Neave was mistaken when he said there were no camps in Belgium. Actually, six camps were created in the Belgian Ardenne and they were still active on Liberation day. The Belgian part of the Mission Marathon in France began on April 15 when Jean de Blommaert de Soye and Albert Ancia, the two Belgians parachuted into France a few days earlier, met Yvon Michiels, who was in charge of Comète in Belgium. Michiels accepted the idea of establishing camps in Belgium and put the members of his evasion line at Marathon's disposal. Back in Belgium, he took the first measures and sent agents to explore possibilities in the Ardennes. His successors, José Grimar and Gaston Matthys, worked in the same way. When Albert Ancia arrived in Belgium, he fulfilled the mission, hand in hand with Gaston Matthys. They worked with Belgian members of Comète and other agents especially recruited for the Mission Marathon.

From the places where they were temporarily sheltered, mostly in and around Brussels and Liège, the airmen were guided to the Ardennes by members of Marathon. They traveled by train, car and often by bicycle. There was even a "cyclists road" from Brussels to Namur and, from there, to the camps. The camps were established in Beffe, Porcheresse (Daverdisse), Villance, Acremont, La Cornette and Bohan.
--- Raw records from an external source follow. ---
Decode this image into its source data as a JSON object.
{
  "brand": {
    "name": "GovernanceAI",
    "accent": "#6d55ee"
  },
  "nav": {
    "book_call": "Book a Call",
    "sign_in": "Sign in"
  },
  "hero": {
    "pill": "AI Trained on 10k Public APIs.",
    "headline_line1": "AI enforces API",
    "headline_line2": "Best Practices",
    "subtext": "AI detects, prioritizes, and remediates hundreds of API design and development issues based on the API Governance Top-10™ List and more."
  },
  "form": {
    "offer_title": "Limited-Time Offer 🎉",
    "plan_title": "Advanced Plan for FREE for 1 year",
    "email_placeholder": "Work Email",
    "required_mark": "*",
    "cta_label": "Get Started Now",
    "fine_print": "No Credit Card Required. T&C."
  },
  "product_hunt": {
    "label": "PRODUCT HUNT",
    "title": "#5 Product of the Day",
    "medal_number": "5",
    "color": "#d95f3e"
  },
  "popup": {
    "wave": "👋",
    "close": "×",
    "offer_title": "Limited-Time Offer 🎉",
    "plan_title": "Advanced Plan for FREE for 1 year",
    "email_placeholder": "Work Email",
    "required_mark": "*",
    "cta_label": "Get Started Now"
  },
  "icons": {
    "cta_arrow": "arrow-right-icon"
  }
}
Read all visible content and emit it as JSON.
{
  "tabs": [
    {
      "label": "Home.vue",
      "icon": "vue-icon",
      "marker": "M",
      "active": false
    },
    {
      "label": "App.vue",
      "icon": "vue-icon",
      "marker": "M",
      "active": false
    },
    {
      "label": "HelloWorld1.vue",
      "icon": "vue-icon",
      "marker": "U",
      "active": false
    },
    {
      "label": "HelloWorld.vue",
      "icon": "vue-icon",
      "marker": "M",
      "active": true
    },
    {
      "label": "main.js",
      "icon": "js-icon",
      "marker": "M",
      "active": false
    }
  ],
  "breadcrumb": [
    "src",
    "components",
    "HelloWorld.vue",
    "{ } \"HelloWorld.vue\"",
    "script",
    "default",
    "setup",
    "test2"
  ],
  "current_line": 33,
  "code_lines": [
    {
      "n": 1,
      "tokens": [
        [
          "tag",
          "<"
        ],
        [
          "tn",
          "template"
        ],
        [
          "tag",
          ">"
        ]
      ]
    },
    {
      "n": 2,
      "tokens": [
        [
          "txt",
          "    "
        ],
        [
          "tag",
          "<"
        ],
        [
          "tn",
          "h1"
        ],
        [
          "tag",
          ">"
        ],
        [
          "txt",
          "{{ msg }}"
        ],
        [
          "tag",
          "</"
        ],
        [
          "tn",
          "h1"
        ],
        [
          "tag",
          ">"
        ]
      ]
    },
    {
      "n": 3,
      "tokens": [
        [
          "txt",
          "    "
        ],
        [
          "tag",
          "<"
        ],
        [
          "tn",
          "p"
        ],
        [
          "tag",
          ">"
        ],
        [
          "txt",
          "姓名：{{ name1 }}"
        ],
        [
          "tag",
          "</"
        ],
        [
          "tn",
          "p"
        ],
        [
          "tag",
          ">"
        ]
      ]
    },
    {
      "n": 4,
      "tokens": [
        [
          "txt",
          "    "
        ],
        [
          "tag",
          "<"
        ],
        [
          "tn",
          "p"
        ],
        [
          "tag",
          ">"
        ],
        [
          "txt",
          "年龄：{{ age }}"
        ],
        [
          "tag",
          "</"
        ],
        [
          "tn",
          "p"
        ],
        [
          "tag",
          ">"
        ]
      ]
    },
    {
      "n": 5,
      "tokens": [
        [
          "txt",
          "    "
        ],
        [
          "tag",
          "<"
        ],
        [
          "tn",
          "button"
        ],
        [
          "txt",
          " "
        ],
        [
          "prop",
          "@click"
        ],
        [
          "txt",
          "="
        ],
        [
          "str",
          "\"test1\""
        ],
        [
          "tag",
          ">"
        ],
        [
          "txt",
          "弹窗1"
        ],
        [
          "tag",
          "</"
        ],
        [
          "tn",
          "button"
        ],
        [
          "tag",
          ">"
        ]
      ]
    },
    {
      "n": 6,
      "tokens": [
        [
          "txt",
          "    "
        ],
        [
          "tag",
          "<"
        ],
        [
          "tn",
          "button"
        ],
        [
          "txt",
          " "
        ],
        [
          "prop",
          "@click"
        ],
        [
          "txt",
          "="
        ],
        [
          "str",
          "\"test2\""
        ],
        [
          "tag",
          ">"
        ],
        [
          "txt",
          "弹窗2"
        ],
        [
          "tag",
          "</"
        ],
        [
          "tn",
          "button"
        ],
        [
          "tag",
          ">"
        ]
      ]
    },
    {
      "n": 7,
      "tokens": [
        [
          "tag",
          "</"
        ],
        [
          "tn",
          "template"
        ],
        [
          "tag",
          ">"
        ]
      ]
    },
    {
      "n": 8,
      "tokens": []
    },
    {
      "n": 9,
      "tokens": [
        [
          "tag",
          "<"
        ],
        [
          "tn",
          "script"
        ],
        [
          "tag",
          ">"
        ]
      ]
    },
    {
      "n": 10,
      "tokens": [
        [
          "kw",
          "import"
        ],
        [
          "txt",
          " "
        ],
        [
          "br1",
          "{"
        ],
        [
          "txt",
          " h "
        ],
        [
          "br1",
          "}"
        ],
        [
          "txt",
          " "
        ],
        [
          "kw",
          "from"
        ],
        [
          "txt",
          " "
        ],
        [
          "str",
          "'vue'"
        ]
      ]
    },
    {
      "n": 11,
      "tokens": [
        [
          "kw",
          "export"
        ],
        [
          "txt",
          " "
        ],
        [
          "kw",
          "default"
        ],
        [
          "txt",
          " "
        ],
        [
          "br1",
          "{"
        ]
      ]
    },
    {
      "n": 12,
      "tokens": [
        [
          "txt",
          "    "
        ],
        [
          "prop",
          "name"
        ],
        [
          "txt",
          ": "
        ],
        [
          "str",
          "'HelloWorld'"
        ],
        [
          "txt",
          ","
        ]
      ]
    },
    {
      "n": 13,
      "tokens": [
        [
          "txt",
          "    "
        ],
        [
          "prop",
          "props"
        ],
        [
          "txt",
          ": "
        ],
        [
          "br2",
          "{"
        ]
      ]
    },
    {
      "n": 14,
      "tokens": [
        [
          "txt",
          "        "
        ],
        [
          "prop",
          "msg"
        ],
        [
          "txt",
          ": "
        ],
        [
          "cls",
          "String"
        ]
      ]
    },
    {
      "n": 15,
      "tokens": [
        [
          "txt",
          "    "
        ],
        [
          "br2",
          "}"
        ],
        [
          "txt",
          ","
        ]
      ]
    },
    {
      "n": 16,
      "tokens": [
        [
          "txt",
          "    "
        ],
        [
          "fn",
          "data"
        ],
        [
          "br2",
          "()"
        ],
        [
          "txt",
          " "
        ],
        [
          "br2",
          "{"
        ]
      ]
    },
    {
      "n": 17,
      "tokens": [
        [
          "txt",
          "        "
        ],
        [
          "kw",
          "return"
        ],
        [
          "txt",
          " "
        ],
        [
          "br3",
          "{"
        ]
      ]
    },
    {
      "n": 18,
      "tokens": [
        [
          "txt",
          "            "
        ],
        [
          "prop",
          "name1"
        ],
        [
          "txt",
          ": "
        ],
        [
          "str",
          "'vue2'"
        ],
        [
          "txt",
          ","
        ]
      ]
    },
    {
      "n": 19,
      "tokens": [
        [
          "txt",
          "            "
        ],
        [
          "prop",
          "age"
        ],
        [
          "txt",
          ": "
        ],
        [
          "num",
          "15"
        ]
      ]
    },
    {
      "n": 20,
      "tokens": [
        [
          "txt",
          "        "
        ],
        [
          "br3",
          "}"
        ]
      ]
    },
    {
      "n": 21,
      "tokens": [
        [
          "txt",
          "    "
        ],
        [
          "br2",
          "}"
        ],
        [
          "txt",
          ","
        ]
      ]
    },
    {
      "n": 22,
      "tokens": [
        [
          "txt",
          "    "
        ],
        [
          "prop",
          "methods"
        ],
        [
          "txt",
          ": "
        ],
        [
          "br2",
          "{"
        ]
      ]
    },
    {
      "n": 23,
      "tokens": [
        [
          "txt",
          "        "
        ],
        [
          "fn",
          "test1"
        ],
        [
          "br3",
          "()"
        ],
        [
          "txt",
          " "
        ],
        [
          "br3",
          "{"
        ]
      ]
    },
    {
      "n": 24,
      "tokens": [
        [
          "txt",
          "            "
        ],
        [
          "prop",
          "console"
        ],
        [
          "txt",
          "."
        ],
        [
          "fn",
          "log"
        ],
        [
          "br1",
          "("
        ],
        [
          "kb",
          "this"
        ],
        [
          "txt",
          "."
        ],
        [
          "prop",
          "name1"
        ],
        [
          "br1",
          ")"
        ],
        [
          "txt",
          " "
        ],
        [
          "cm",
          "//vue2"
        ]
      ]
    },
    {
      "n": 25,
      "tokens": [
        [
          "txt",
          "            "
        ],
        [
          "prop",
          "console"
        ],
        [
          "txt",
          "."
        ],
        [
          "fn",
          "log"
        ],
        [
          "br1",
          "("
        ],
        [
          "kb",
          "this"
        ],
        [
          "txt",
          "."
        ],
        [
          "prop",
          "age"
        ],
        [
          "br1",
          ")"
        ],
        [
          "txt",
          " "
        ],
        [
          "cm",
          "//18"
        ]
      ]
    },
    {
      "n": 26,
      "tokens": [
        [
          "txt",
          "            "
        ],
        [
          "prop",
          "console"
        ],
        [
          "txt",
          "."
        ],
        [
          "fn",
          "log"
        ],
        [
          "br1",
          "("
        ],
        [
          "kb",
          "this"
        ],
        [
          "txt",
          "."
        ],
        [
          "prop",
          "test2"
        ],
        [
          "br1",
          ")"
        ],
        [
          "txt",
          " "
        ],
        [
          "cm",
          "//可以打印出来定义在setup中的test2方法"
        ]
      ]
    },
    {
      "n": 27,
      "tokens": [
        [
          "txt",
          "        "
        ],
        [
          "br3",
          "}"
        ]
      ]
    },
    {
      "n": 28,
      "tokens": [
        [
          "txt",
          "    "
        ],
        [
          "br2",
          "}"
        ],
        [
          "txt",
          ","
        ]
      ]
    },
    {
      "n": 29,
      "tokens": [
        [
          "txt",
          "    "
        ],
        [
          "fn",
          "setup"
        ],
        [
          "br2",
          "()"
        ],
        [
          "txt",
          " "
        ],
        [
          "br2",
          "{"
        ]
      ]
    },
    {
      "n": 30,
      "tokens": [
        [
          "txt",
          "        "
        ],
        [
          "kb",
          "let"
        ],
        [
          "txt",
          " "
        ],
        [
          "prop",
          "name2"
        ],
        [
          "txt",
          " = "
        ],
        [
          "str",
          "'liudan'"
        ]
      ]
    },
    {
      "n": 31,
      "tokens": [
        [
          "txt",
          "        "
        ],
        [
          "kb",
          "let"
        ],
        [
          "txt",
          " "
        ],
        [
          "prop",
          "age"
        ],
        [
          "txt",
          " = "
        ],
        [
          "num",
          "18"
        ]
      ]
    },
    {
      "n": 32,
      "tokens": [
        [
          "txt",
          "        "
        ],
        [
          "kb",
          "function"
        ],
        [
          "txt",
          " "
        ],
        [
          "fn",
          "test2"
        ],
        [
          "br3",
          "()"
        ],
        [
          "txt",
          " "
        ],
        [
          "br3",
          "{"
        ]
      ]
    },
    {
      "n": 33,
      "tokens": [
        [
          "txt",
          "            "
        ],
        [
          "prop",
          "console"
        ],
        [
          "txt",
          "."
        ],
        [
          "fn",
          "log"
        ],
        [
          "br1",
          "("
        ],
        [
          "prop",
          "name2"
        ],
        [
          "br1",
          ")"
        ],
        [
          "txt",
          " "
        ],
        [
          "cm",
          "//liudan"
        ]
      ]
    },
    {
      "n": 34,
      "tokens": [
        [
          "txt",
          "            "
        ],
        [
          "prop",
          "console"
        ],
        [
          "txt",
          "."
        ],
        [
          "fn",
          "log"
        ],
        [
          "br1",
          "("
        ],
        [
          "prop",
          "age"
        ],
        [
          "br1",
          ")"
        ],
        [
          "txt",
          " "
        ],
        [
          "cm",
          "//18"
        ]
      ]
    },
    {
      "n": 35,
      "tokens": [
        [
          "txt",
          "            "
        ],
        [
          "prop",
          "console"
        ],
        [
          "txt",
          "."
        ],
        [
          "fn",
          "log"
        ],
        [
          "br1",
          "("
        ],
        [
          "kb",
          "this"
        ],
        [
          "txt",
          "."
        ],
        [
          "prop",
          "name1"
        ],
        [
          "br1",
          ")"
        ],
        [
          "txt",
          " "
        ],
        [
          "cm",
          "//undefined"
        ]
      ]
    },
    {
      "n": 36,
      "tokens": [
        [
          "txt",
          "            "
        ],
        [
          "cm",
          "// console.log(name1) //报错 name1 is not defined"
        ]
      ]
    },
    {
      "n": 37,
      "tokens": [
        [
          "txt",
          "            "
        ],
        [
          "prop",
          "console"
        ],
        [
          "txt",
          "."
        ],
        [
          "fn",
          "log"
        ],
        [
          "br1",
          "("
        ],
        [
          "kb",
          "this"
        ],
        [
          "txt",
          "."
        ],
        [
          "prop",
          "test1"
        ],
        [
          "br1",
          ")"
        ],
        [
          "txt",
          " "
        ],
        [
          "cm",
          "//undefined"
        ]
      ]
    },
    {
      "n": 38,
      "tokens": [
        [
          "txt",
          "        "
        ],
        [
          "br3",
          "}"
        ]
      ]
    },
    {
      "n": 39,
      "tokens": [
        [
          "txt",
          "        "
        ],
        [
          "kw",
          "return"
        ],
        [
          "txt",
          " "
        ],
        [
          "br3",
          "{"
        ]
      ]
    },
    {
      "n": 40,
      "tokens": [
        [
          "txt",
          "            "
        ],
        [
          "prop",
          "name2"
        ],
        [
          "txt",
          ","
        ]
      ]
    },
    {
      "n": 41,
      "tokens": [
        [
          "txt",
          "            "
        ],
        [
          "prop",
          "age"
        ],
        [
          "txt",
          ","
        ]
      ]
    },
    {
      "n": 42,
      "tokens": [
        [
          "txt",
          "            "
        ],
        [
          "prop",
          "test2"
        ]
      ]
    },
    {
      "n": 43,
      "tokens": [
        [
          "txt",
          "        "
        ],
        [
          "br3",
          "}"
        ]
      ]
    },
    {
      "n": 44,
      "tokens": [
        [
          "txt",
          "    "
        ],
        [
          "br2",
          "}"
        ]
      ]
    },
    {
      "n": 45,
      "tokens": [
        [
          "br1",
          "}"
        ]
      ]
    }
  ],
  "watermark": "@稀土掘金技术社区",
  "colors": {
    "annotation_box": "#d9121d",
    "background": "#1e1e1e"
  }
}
At least 109 allied airmen stayed in these camps from June till September, thanks to the Marathon agents, helped by elements of the local population.

The agents in charge of the camps were :
Beffe : Vincent Wuyts and his wife Marie Ghislaine Denis;
Porcheresse : Emile Roiseux;
Villance : Walter Haesebrouck;
Acremont : Georges Arnould;
La Cornette : Germain Servais and Gaston Matthys;
Bohan : Hubert Renault.

==Remembrance==
On June 11, 1967, Jean de Blommaert and Airey Neave returned to the Freteval Forest to dedicate a stone column commemorating the rescue of the allied airmen. Lucien Boussa had died three months earlier in Cloyes, the same town in which he and Blommaert had established their headquarters in 1944.